I have tried positive lookahead (\((?=\d{2,7})\)), and while it does indeed not consume whatever follows the open parenthesis, it then fails to match the closing parenthesis as it backtracks to before the content...

So yeah, any help would be appreciated :)

Answer 1

The regex can be \((\d{2,7})\). It will match all pairing parenthesis with content and the content is accessible via parameter 1 and can be added to string which replace the parenthesis.

How to access results of regex is language specific, I think.

EDIT:

Here is code which can work. It's untested and I have to warn you at first:

This is my first experience with Swift and online sandbox which I found couldn't compile it. But it couldn't compile examples from Apple website, either...

import Foundation

let text = "some input 22 with (65498) numbers (8643)) and 63546 (parenthesis)"
let regex = try NSRegularExpression(pattern: "\\((\\d{2,7})\\)", options: [])

let replacedStr = regex.stringByReplacingMatchesInString(text, 
                options: [], 
                range: NSRange(location: 0, length: text.characters.count), 
                withTemplate: "$1")

Answer 2

Are you okay with removing all parenthesis regardless?: [()] done.
Apparently you've said that's not okay, though that wasn't clear at the time of the question first being asked.

So, then try capturing the number part and using it as the substitution of the match. Like: in.replaceAll("\\((\\d{2,7})\\)","$1"). To put this very plainly so that any regular expression system can use it:
Match:\(([0-9]{2,7})\) means a ( a subgroup of 2 to 7 digits and a )
Substitute each match with: a reference to that match's first subgroup capture. The digits.

You can see this operating as you asked on the input:

Given some (unspecified) input that contains (1) (12) (123) etc to (1234567) and (12345678) we munge it to strip (some) parentheses.

If you follow this fiddle.re link, and press the green button. Or with more automatic-explanation at this regex101.com link.

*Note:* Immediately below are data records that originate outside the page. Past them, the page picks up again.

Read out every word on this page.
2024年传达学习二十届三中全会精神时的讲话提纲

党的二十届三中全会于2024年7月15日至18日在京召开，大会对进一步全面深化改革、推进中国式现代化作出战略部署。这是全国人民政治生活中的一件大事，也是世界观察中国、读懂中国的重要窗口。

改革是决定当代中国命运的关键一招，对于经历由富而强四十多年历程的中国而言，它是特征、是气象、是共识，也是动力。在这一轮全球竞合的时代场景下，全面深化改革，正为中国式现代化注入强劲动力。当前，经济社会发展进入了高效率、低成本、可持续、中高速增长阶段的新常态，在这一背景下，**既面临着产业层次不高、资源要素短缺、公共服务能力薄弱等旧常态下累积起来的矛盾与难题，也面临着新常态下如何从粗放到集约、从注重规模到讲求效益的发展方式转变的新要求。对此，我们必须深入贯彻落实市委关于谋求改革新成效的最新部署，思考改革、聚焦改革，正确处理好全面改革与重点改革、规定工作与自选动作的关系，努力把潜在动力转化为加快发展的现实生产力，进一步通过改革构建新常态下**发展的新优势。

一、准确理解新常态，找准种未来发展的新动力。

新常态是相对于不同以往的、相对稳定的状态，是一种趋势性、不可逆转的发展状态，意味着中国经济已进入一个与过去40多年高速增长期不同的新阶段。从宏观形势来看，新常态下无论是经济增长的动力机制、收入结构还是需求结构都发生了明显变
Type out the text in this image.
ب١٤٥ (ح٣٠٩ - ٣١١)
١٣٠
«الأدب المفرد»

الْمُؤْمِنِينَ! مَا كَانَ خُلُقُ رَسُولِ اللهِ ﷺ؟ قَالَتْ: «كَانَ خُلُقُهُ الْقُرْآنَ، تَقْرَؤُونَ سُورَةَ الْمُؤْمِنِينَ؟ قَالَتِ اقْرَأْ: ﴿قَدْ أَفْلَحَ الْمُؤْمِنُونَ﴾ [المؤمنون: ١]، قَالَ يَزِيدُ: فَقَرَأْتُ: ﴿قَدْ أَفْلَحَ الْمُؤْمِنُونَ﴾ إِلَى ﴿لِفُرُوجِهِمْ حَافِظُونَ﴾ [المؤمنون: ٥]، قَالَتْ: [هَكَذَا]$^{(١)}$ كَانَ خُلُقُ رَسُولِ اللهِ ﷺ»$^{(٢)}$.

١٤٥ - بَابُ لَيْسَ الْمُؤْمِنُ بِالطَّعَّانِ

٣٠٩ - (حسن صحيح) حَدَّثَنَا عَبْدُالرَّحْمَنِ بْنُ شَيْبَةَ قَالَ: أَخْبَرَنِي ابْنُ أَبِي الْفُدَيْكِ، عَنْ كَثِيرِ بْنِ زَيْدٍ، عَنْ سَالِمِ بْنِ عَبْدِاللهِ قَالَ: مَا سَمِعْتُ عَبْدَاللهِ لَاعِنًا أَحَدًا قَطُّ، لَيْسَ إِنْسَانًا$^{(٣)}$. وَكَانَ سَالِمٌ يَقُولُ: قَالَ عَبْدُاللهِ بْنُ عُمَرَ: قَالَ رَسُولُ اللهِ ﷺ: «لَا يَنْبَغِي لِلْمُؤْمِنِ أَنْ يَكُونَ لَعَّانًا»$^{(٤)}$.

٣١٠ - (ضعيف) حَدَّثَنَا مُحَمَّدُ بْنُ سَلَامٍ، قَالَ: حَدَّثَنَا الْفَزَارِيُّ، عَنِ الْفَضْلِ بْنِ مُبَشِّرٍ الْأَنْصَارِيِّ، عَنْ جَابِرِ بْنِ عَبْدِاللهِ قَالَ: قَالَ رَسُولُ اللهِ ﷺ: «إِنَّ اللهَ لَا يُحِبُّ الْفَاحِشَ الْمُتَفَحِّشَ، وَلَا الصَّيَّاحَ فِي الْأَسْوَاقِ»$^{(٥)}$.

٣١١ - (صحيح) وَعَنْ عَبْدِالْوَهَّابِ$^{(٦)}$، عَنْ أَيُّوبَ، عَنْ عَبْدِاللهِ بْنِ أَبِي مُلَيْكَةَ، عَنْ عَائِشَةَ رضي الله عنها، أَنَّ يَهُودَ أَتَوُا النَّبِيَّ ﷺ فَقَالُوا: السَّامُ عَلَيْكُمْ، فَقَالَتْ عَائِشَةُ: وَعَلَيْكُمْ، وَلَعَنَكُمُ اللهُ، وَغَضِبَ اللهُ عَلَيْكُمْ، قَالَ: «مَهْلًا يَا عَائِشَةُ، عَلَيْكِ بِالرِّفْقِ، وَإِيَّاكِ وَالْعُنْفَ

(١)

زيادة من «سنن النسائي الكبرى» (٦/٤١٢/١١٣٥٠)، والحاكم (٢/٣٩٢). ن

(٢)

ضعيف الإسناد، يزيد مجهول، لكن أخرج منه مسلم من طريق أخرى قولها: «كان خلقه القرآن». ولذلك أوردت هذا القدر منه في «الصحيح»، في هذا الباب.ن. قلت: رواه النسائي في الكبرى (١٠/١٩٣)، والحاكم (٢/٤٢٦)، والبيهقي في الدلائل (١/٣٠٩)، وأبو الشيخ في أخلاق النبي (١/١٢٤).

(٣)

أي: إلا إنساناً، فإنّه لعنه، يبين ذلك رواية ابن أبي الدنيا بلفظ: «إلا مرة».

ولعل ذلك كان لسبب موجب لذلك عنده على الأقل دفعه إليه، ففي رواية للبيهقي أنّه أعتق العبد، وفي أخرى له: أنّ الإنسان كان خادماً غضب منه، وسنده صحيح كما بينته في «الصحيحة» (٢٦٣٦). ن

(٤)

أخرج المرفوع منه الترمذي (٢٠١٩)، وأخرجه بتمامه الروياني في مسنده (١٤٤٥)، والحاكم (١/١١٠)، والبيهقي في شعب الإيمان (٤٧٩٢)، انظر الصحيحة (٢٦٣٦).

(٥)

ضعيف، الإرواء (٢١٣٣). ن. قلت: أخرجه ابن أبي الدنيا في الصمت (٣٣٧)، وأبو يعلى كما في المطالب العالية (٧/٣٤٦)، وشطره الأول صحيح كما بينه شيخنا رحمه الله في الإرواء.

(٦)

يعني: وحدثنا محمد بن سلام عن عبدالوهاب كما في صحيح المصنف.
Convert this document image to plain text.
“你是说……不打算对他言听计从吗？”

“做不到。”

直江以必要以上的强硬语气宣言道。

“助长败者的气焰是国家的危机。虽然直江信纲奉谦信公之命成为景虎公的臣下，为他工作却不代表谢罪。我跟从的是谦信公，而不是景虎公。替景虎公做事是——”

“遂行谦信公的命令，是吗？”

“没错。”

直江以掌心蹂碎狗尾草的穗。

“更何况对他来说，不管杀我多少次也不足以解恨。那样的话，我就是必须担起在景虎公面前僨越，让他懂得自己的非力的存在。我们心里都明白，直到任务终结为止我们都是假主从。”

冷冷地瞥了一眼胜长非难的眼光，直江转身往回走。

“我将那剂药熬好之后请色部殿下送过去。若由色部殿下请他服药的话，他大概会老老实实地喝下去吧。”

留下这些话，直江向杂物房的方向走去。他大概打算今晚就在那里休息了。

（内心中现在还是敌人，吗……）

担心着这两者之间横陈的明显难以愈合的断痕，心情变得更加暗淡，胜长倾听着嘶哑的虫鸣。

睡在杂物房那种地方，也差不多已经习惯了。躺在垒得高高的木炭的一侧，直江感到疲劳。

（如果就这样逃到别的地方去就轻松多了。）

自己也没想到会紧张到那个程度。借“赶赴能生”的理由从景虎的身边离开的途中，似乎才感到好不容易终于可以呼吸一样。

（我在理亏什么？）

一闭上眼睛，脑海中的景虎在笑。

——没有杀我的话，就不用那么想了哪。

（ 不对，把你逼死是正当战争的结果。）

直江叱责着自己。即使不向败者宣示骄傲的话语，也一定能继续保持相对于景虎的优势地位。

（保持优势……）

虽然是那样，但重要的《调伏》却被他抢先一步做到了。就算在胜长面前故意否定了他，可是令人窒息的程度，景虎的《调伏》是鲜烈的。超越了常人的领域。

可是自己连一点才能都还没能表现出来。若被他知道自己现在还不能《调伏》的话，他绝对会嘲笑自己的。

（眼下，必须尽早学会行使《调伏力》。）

Or what about replacing each match with a substring of the matched content, so you don't even need a subgroup, since you never want the first or last character of the match. Like:

 Pattern p = Pattern.compile("\\(\d{2,7}\\)");
 Matcher m = p.matcher(mysteryInputSource);
 StringBuffer sb = new StringBuffer();
 while (m.find()) {
     m.appendReplacement(sb, mysterInputSource.substring(m.start()+1, m.end));
 }
 m.appendTail(sb);
 System.out.println(sb.toString());

Since you're not using Java, try translating any of the above suggestions to your language.

Answer 3

Pure RegEx pattern: \((?=\d{2,7}\))|(?<=\()\d{2,7}\K\)

---

Update: I don't know about Swift, but according to this documentation, Template Matching Format part, $n can also be used similarly, as in

let myString = "(32) 123-323-2323"
let regex = try! NSRegularExpression(pattern: "\\((\\d{2,7})\\)")
let range = NSMakeRange(0, myString.characters.count)
regex.stringByReplacingMatchesInString(myString,
                                       options: [],
                                       range: range,
                                       withTemplate: "$1")

---

With the assumption that you are using Java, I would suggest something as simple as str.replaceAll("\\((\\d{2,7})\\)", "$1")

The pattern \((\d{2,7})\) captures the whole expression with parantheses with the number in group 1 and replaces it with only the number inside, thus effectively removing the surrounding brackets.